Crystal structures of the catalytic fragment of cholix bound to inhibitor compounds. Cholix-P1 (A), cholix-P2 (B), cholix-P3 (C), cholix-P4 (D), cholix-P5 (E), cholix-P6 (F), cholix-P7 (G), cholix-P8 (H), cholix-V30 (I), and model of cholix-NAD⁺ complex (J). The inhibitors and the NAD⁺ substrate are shown with standard atom colors, and nearby residues are shown as black sticks. Hydrogen bonds are shown in orange dashed lines. The model of the cholix-NAD⁺ complex is based upon the ExoA-NAD⁺ complex (PDB code 3B78).
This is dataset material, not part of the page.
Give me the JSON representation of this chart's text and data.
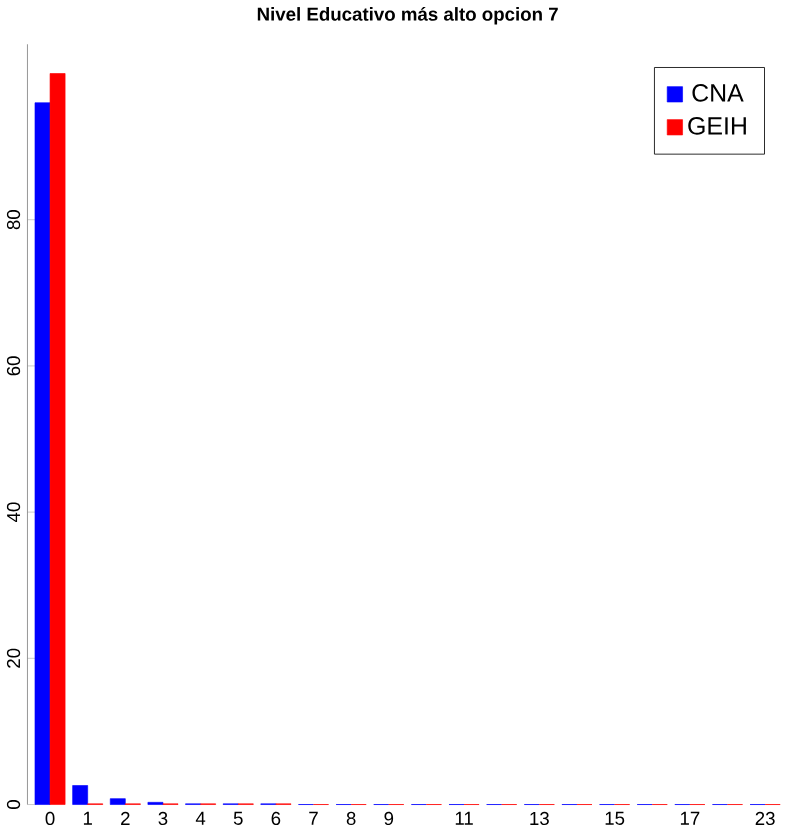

We previously developed a yeast-based approach for the identification and characterization of mART toxins from pathogenic bacteria (31). This screening method provides great promise for the discovery and characterization of novel therapeutics against these toxins. Importantly, this yeast cell-based approach may have a more general appeal as a method to identify and characterize any protein that is toxic to eukaryotic cells, including bacterial virulence factors, as well as eukaryotic proteins involved in apoptosis, necrosis, and cancer. In addition, we demonstrated the utility of a virtual chemical screen in combination with our new screening method to identify lead compounds against mART toxins that show efficacy in cell-based systems. One of these compounds, V30, shows great potential as a lead for further development as an antivirulence compound against this family of bacterial toxins. We also tested a small, directed PARP library of inhibitor compounds against ExoA and found that all of the compounds bound to the cholix active site and provided some protection in C38 cells (except for toxic compounds P2, P3, and P7), whereas only nonpolar compounds were effective in yeast cells (Table 1). We clearly demonstrated that the ExoA/cholix inhibitors dock within the nicotinamide binding pocket of the active site of these toxins and inhibit the mART enzymatic activity of purified toxin. Furthermore, we conclusively showed that the most efficacious compounds function as DT-group mART toxin inhibitors with prophylactic properties for human lung epithelial cells. We also showed that the best compounds are not toxic to either the lung cells or the producing bacterial pathogen, in this case, P. aeruginosa, and hence have great potential as antivirulence agents for treating many bacterial infections and diseases. Finally, we plan to use a rational drug design approach to improve the binding affinity of our best lead compounds, V30 and P1, to the cholix/ExoA target enzymes through modern drug discovery and combinatorial chemistry methods.